- Librettist: Tippett
- Language: English
- Premiere: 27 October 1989 Houston Grand Opera

= New Year (opera) =

1989 opera by Michael Tippett

New Year is a British opera in three acts with music and libretto by Sir Michael Tippett. As with Tippett's other operas, the text and music encompass a widely eclectic range of cultural references. Tippett has noted that the "primary metaphor" of the opera is dance. The choreographer of the original production was the noted American dancer Bill T. Jones.

==Performance history==
The opera received its world premiere at Houston Grand Opera on 27 October 1989, in a production by Sir Peter Hall. Hall subsequently directed the first UK production at Glyndebourne, which ran in the period of July-August 1990. Glyndebourne Touring Opera subsequently presented an adapted version of Peter Hall's production in October 1990 at Glyndebourne and at the Theatre Royal, Glasgow, and in November 1990 at the Apollo Theatre, Oxford.

The BBC Scottish Symphony Orchestra presented a semi-staged concert performance of New Year on 13 April 2024 at Glasgow City Halls, a performance recorded for commercial release in 2025 by NMC Recordings. The most recent full staging of the opera was in July 2024 by Birmingham Opera Company, directed by Keith Warner.

==Roles==

Roles, voice type, premiere cast
| Role | Voice type | Premiere cast, 27 October 1989 Houston Grand Opera Conductor: John DeMain | UK premiere cast, 1 July 1990 Glyndebourne Opera Conductor: Andrew Davis |
|---|---|---|---|
| Jo Ann, a trainee children's doctor | lyric soprano | Helen Field | Helen Field |
| Donny, her young brother | light baritone | Krister St.

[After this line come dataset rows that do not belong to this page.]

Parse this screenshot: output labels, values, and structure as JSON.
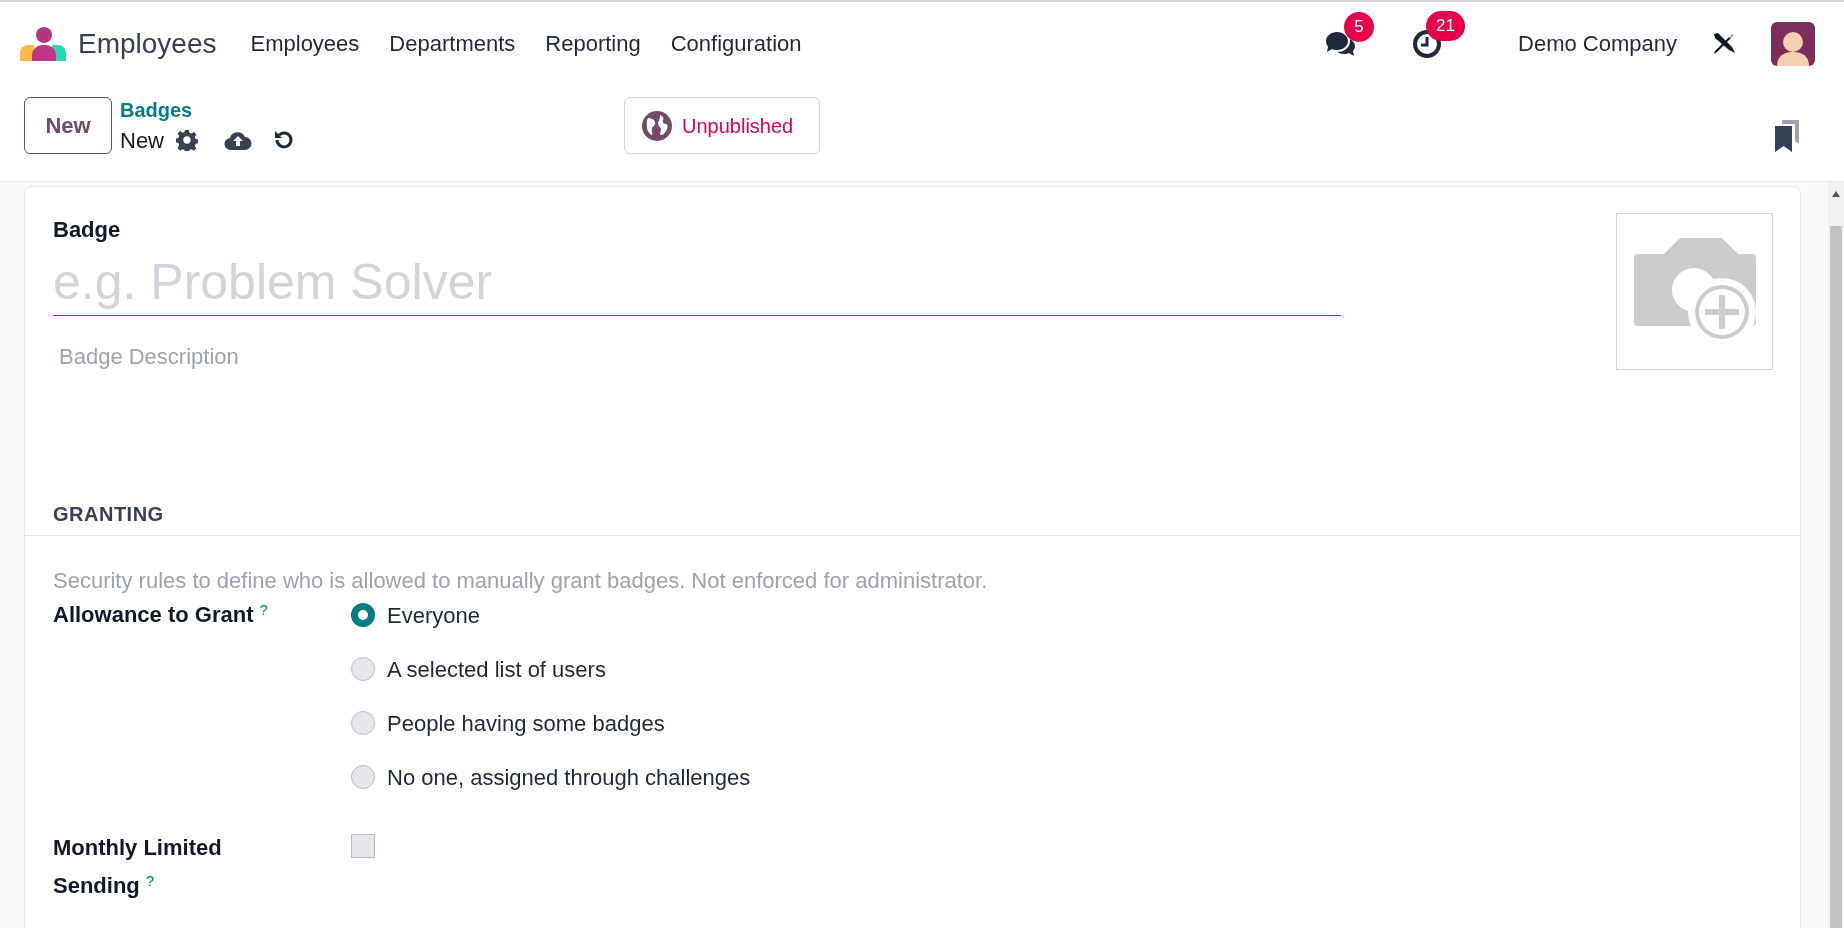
{
  "app": {
    "name": "Employees"
  },
  "menu": [
    {
      "label": "Employees"
    },
    {
      "label": "Departments"
    },
    {
      "label": "Reporting"
    },
    {
      "label": "Configuration"
    }
  ],
  "systray": {
    "messages_count": "5",
    "activities_count": "21",
    "company": "Demo Company"
  },
  "control_panel": {
    "new_button": "New",
    "breadcrumb": "Badges",
    "record_title": "New",
    "publish_status": "Unpublished"
  },
  "form": {
    "badge_label": "Badge",
    "name_placeholder": "e.g. Problem Solver",
    "description_placeholder": "Badge Description",
    "section_title": "GRANTING",
    "section_help": "Security rules to define who is allowed to manually grant badges. Not enforced for administrator.",
    "allowance": {
      "label": "Allowance to Grant",
      "help_mark": "?",
      "options": [
        {
          "label": "Everyone",
          "selected": true
        },
        {
          "label": "A selected list of users",
          "selected": false
        },
        {
          "label": "People having some badges",
          "selected": false
        },
        {
          "label": "No one, assigned through challenges",
          "selected": false
        }
      ]
    },
    "monthly_limited": {
      "label": "Monthly Limited Sending",
      "help_mark": "?",
      "checked": false
    }
  }
}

Hill | Krister St. Hill |
| Nan, their foster mother | dramatic mezzo-soprano | Jane Shaulis | Jane Shaulis |
| Merlin, the computer wizard | dramatic baritone | James Maddalena | James Maddalena |
| Pelegrin, the space pilot | lyric tenor | Peter Kazaras | Philip Langridge |
| Regan, their boss | dramatic soprano | Richetta Manager | Richetta Manager |
| The presenter | microphoned male singer | John Schiappa | Nigel Robson |

==Synopsis==
The story of the opera moves between two worlds, of "Somewhere and Today" and "Nowhere and Tomorrow".

===Act 1===
Jo Ann is a child psychologist who wants to work with young victims of the urban conflict going on in "Terror Town" outside of her domicile. However, she is so afraid of Terror Town that she does not venture out of the apartment. Her Rastafarian foster brother Donny is generally delinquent in his behaviour towards her and their mutual foster mother, Nan. Out of nowhere, a spaceship emerges, carrying Merlin, a "computer wizard", and the pilot Pelegrin, under the leadership of Regan. These are time travelers from the future, and the ship makes a connection with Jo Ann's apartment.

===Act 2===
It is centered at a New Year's festivity. A shaman, in a trance, induces the crowd of revellers to pummel Donny as part of the celebration. The space ship arrives and Merlin asserts his authority over the activities. Jo Ann and Pelegrin do meet, but they are separated when the spaceship leaves the scene. Jo Ann saves Donny from the beating crowd, and the act ends to the sounds of the traditional song "Auld Lang Syne".

===Act 3===
Pelegrin presents Jo Ann with a symbolic rose, as a symbol of their love. She loses the rose, but he recovers it. Jo Ann is finally cured of her fears and can go out again into the world outside of her home. The Presenter summarizes the final message as: "One humanity, one justice".